Set-in-stone filming schedules. Paparazzi. Extra-special specialty meals. Middle-of-the-night trip changes. And the occasional pet monkey that gets its own airline seat. This is what work looks like when you’re a travel agent for the entertainment industry.
It’s an unpredictable job serving an unusual business. That’s exactly why BCD Travel agents love what they do. Some, like Sean Johnson, have spent more than two decades maximizing comfort, security and efficiency for stars, entertainment executives and production crews on the go.
“The most challenging thing about my job is the thing I enjoy most,” said Sean, who’s based in Southern California and books flights, hotels, apartments, limos, trains, helicopters, boats, private jets and more for travelers of one of BCD’s largest entertainment clients. “The pressure of getting talent to a destination when all the flights are sold out and they have to be there by a certain time or the show will lose hundreds of thousands of dollars is both a challenge and a thrill.
“This is nothing close to a 9-to-5 job. Our clients’ travelers have shoots going all the time in different parts of the world, and one thing that makes them feel just a little less stressed is knowing that they can depend on their travel agent to be there when they need them,” he said.
Expert advice: Cybersecurity and the entertainment industry
BCD Chief Information Security Officer Sherron Burgess will talk about cybersecurity threats facing the entertainment industry at BTN Entertainment Travel, March 21 in Santa Monica, California.
Making the impossible happen all day, every day
For some BCD entertainment travel agents, the reward for “making the impossible happen all day, every day” is being part of the creative process. “I have always had a passion for music and came from a family of musicians. It’s great to work in that world,” said Charlotte Gale, who’s based in London and serves a multinational music conglomerate that’s been a BCD client for more than 20 years. She’s seen—and done—it all, from arranging for a superstar musician to bypass zealous fans with a golf cart ride through the back halls of an international airport to calling London nightclubs to find where a big-name singer left his prized leather jacket. Charlotte’s secret to success? “I never say no!”
A love for the movies led Sara Yesayan, an operations supervisor based just north of Los Angeles, into entertainment travel 17 years ago. She thrives on using her team’s know-how and connections with hotels, airlines and other suppliers to make travel magic happen fast. Once she even helped a production crew shooting on location escape a mudslide. (That required sending a fleet of SUVs to whisk them away before the sludge made it down the mountain.)
Prioritizing privacy and security for high-profile travelers
But Sara’s top priority is ensuring the privacy and security of entertainment travelers. “We have very strict protocols to protect them,” she said, listing some of the challenges: aggressive admirers, paparazzi, bad guys phishing for details about the lives of celebrities. BCD agents ask lots of questions and immediately report anything that seems suspicious.

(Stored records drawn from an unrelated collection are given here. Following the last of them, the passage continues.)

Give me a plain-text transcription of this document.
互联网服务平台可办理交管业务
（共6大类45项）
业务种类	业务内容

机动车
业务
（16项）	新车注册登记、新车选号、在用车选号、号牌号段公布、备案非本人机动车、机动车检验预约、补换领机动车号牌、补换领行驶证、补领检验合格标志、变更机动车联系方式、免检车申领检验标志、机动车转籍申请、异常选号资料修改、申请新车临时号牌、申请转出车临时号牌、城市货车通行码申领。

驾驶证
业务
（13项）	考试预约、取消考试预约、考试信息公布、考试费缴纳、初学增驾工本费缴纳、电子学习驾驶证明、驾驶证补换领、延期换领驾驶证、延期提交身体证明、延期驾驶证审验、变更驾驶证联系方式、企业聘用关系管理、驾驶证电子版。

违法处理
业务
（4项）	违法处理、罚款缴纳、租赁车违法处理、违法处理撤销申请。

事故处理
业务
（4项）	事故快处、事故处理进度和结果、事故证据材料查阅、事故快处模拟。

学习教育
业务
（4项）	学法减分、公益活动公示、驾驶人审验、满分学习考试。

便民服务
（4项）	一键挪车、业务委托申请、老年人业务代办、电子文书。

Mark Wallace, who supervises U.K.-based agents serving an entertainment content production and streaming company, explained some of the protocols. “We make sure we have everything covered to protect the talent, including gathering passport information in a secure way, using an alias for bookings and arranging greeters to ensure celebrities aren’t left alone in a busy airport.
“We understand how privacy and comfort go a long way to helping entertainment travelers feel safe, well looked after and in the right hands,” he said.
The meticulous attention to detail, adrenaline-fueled saves, unpredictable schedules and quirky requests (i.e., an agent once booked a hotel room for a zebra) are all worthwhile when the credits roll. “I watch until the very end of any movie my team has booked travel for,” Sara said. “It gives me a strong sense of satisfaction for all the hard work that went into making it come to life.”